Разгрузка на другой день прошла успешно. Даже с приятной неожиданностью: пожилой адмирал — начальник испытательной станции на Топлицзее любезно предложил Лaренцу автокран и паром из спаренных лодок. (Адмирал буквально затрепетал и порозовел от волнения, прочитав личное предписание фюрера.)
Штандартенфюрер наблюдал за всей операцией со стороны, с заросшего ивняком прибрежного бугра. С помощью буссоли он тщательно фиксировал место, где опускались под воду тяжелые контейнеры, и наносил на топографическую карту заветные крестики. Настроение у Ларенца было приподнятое: он знал, что именно сейчас у этого синего озера, зажатого скалами, переживает звездный час своей жизни. Благословенные минуты, когда не волнует прошлое и ничуть не тревожит будущее, когда залитый солнцем окружающий мир не кажется, а воочию становится твоим, лично тебе принадлежащим. Он завершал первое, трудное и противоречивое «кольцо жизни», чтобы подняться на новый ее виток, который виделся в спокойном серебристом сиянии, как это лежащее у ног озеро.

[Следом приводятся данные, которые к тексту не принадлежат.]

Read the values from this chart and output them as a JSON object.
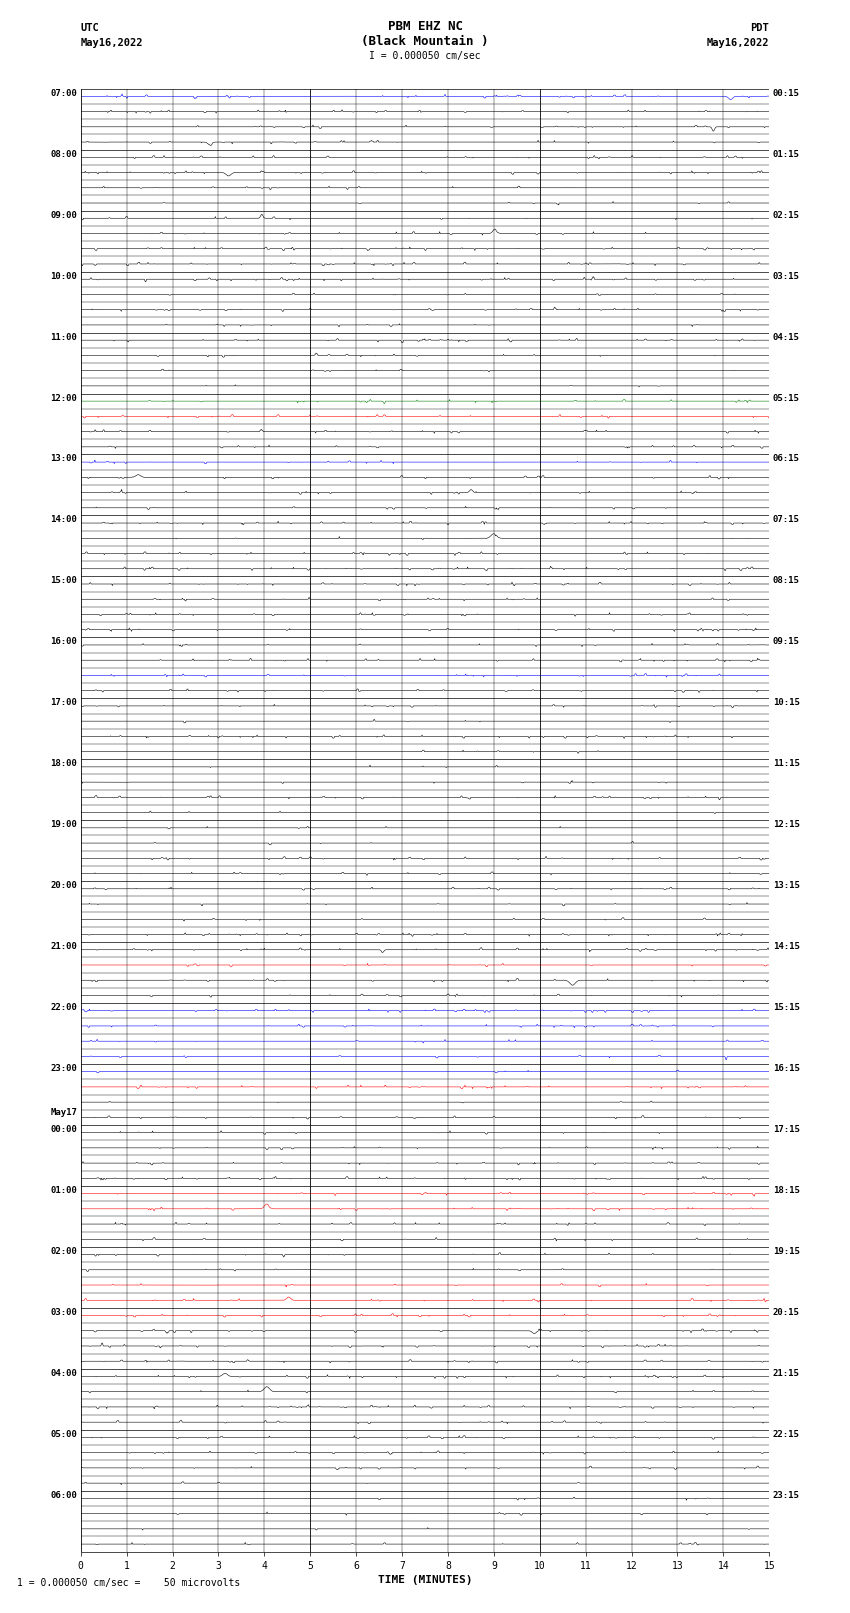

Он так давно ждал заветного успокоения. И потому после исчезнувших под водой контейнеров уже ничто не волновало его душу: ни грохот сброшенных со скалы «христофорусов», ни даже короткие автоматные очереди, последовавшие несколько минут спустя.
А вскоре появился шарфюрер Мучман. Он выглядел непривычно бледным. Бросив оземь пилотку, шарфюрер стал разматывать на голове бинт.